On Living in the Present

Whenever I’m in the yoga pose of Warrior II, I think about finding that elusive balance between the past and the future.  Lean back, and we find ourselves mired in what has already happened.  Regret, remorse, guilt, sorrow, grief — whatever the emotional residue may be, we go there.  We go there again and again, even though going there changes nothing.

Notice I say “we.”  I’m distancing myself even as I write, moving away from the “I” and from the welter of feelings that arise when I attempt to tell the truth of myself.

So then: I.  

When I lean forward, into the future, I am also off-balance, out of alignment.  Hope, fear, excitement, anxiety, grasping — I go there too.  I go there again and again, even though going there also changes nothing.  I cannot control the future any more than I can change the past.  All I can do is be present.  But I shy away from the present because the present is full of terrible ambiguity.  It changes from moment to moment to moment.  Breathe in, breathe out, and all is changing.  If I don’t know what’s going to happen next, and if I can’t make sense of what has already happened, then where is the ground of the present?  And if the present is groundless, what is there to hold onto?  What are these tears just behind my eyes?

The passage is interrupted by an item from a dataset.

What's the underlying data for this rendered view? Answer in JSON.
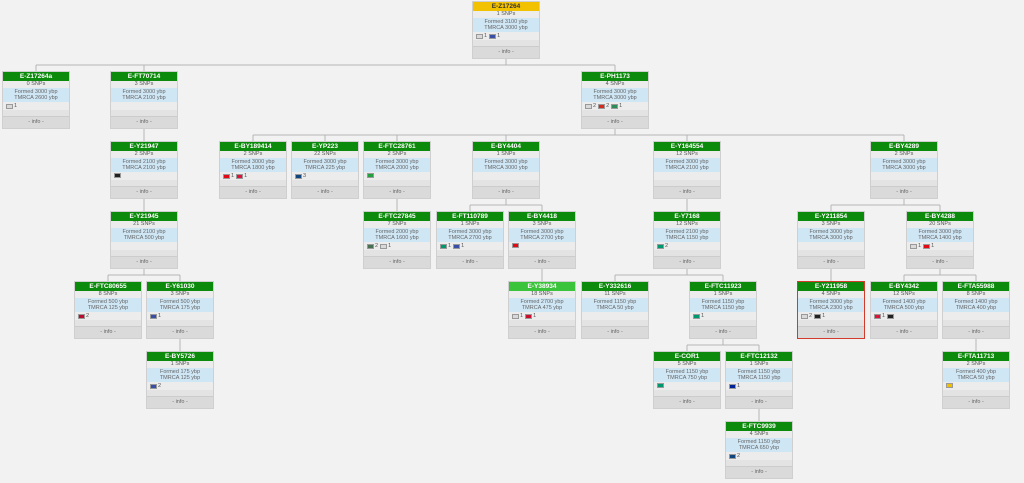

It has been a hard year.  We’re all ready to see it go.  (There I go again!)  The world is a newly alien, terrifying place.  There is such a collective sense of grief and loss – and also of community and gathering.  Personally it has been a year of enormous challenges.  Many days I’ve felt overwhelmed to the point of numbness and despair.  And so when it came time to write this last post of the year, I’ve found myself starting and stopping, writing and deleting, thinking that most toxic of thoughts, at least for a writer: I have nothing to say.  The truth is that I am spilling over with so much to say that the words start dueling with each other.  This is a year in which I have learned more about shock, loss, grief, secrets, heritage, strength, kindness, courage, family, home, and above all, the ways the human heart can stretch and enlarge to accommodate new truths.  I’ve learned that I am surrounded by enormously loving people who will catch me if I fall, if only I am strong enough to let them.  This is counter intuitive, I know.  It takes strength to say: I’m hurting.  Strength to say: I’m vulnerable. I’m fragile. This is hard. This is too much to bear. But the moment I do, I find I am given just what I need.

And so, my friends, I wish every single one of you the gift of presence. To quote Mary Oliver:  “And that is just the point: how the world, moist and bountiful, calls to each of us to make a new and serious response. That’s the big question, the one the world throws at you every morning. ‘Here you are, alive. Would you like to make a comment?'”

Happy Hannukah, Merry Christmas, and a peaceful 2017 to us all.